Le réveil rapide des économies aux USA et en Chine a eu pour effet d’absorber une part importante des matières premières en circulation. L’Europe doit faire face à une hausse inédite des prix. Faut-il craindre la pénurie ?

La situation est problématique. Alors que les pays européens sortent progressivement des restrictions sanitaires, leurs économies doivent faire face à une flambée des prix des matières premières et une menace de pénurie sur une large palette de produits. La principale cause ? Le redémarrage des économies aux USA et en Chine. Les matériaux utilisés par les métalliers et les constructeurs métalliques sont tous impactés. Aussi bien les métaux (acier et aluminium), que le verre mais aussi la peinture. Pour mieux mesurer l’ampleur de situation sur l’acier, il faut avoir à l’esprit que la production européenne s’est arrêtée durant la période de confinement. Comme le rappelait Stéphane Duclos (ArcelorMittal) lors d’une réunion des partenaires de l’Union des métalliers le 19 mai, « un haut-fourneau ne se redémarre pas comme un four à micro-ondes ». Parallèlement il faut se souvenir que la Chine, longtemps accusée de faire du dumping sur l’acier en subventionnant sa production, privilégie désormais son marché intérieur. Si l’on ajoute à cela des événements climatiques exceptionnels, un incendie dans une usine de résines pour peinture et des tensions sur le fret maritime, le tableau se noircit encore.

L’effet est sans appel : moins de matière et une hausse de la demande entraînent une flambée des prix.
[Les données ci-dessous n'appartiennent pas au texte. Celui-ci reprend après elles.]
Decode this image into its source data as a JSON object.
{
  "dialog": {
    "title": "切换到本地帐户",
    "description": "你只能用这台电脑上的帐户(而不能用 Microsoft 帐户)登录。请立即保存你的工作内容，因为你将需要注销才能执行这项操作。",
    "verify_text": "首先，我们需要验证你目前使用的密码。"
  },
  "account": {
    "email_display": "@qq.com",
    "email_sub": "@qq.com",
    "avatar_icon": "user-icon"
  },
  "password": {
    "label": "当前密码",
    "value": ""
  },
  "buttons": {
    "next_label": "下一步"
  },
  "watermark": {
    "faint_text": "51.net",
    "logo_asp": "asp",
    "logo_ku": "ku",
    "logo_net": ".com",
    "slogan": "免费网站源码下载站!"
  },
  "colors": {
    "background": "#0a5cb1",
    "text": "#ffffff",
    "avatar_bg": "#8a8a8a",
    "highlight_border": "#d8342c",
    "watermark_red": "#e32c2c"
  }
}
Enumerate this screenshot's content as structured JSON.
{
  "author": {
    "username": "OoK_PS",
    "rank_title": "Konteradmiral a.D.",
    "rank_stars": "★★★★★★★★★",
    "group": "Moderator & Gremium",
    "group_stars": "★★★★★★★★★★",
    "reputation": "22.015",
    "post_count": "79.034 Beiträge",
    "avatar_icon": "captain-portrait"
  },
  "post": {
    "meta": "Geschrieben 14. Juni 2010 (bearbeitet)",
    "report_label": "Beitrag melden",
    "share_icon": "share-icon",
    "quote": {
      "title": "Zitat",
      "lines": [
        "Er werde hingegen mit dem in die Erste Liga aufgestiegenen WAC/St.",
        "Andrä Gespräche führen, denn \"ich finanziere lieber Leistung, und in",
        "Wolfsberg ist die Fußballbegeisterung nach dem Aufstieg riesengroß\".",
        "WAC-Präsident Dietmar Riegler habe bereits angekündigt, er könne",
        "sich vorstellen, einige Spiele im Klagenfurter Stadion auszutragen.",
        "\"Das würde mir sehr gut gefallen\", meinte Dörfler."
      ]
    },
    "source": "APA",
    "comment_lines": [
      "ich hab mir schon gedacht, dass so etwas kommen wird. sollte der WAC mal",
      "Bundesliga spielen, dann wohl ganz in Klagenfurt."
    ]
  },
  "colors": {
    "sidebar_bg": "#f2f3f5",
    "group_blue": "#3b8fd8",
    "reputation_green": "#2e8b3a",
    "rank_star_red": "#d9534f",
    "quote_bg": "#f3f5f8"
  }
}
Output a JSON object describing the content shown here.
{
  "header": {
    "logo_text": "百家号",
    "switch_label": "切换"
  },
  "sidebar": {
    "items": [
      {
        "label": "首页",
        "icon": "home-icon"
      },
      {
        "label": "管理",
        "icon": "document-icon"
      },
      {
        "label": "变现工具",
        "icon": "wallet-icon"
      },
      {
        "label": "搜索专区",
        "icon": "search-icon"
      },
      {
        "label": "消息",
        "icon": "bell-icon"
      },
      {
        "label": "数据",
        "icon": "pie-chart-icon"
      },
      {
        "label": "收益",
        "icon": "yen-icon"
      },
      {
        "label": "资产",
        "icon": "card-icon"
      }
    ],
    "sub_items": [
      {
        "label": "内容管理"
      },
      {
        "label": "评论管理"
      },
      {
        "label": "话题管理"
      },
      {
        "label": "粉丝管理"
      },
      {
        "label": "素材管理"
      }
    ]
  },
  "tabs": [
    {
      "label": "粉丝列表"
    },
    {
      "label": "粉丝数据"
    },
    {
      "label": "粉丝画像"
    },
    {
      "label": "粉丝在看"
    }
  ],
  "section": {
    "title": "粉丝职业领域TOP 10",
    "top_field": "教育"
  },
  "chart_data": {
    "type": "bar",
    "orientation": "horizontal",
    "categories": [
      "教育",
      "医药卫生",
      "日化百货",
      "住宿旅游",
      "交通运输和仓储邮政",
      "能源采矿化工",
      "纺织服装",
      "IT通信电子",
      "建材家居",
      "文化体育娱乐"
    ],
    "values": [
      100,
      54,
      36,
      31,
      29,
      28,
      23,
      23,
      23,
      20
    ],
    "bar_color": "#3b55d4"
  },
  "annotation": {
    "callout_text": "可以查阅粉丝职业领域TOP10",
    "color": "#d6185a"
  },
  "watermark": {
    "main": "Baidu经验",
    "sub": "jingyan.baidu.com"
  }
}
Celle-ci atteint jusqu’à 80 % sur plusieurs types de produits. Certains devis affichent des validités de 48 heures ! Du jamais vu. Des délais de livraison peuvent passer de quelques semaines à plusieurs mois et des d’équipes commerciales de fournisseurs sont en « stand by » pour ne pas prendre de nouvelles commandes. Dans une récente enquête menée par l’Union des métalliers, il apparaît que 50 % des dirigeants du secteur annoncent avoir subi « une hausse des prix de plus de 30 % » et 47 % d’entre eux auraient même déjà été confrontés à « l’impossibilité de passer commande ».

Brutalité de la hausse

Franck Perraud, président de l’Union des métalliers, garde cependant la tête froide : « les prix de l’acier avaient beaucoup baissé ces dernières années, ça n’est donc pas tant la hausse qui pose problème, mais sa brutalité. C’est une situation dure face à laquelle nous nous sentons impuissants ». Le dirigeant de Perraud & Associés dans l’Ain, ne pense pas qu’il y aura « pénurie » à long et même à moyen termes, mais qu’il y aura « une poursuite du rallongement des délais de livraison ». La situation se tend aussi pour des raisons géopolitiques inattendues. Pascal Lacosta, dirigeant de SM Gargini dans le Gard, a rappelé, par exemple, qu’une « partie des poudres thermodurcissables utilisées pour la peinture sont fabriquées en Turquie et qu’en raison de la pandémie mais aussi des tensions politiques, la circulation des marchandises a été interrompue ».

La menace d’une interruption des chantiers est pourtant déjà une réalité dans de nombreux départements. La FFB a ainsi formulé plusieurs demandes au gouvernement : promouvoir l’indexation des prix et la suspension transitoire des pénalités de retard quand les problèmes d’approvisionnement sont avérés, ainsi que la prolongation du chômage partiel en cas d’arrêt faute de matériaux.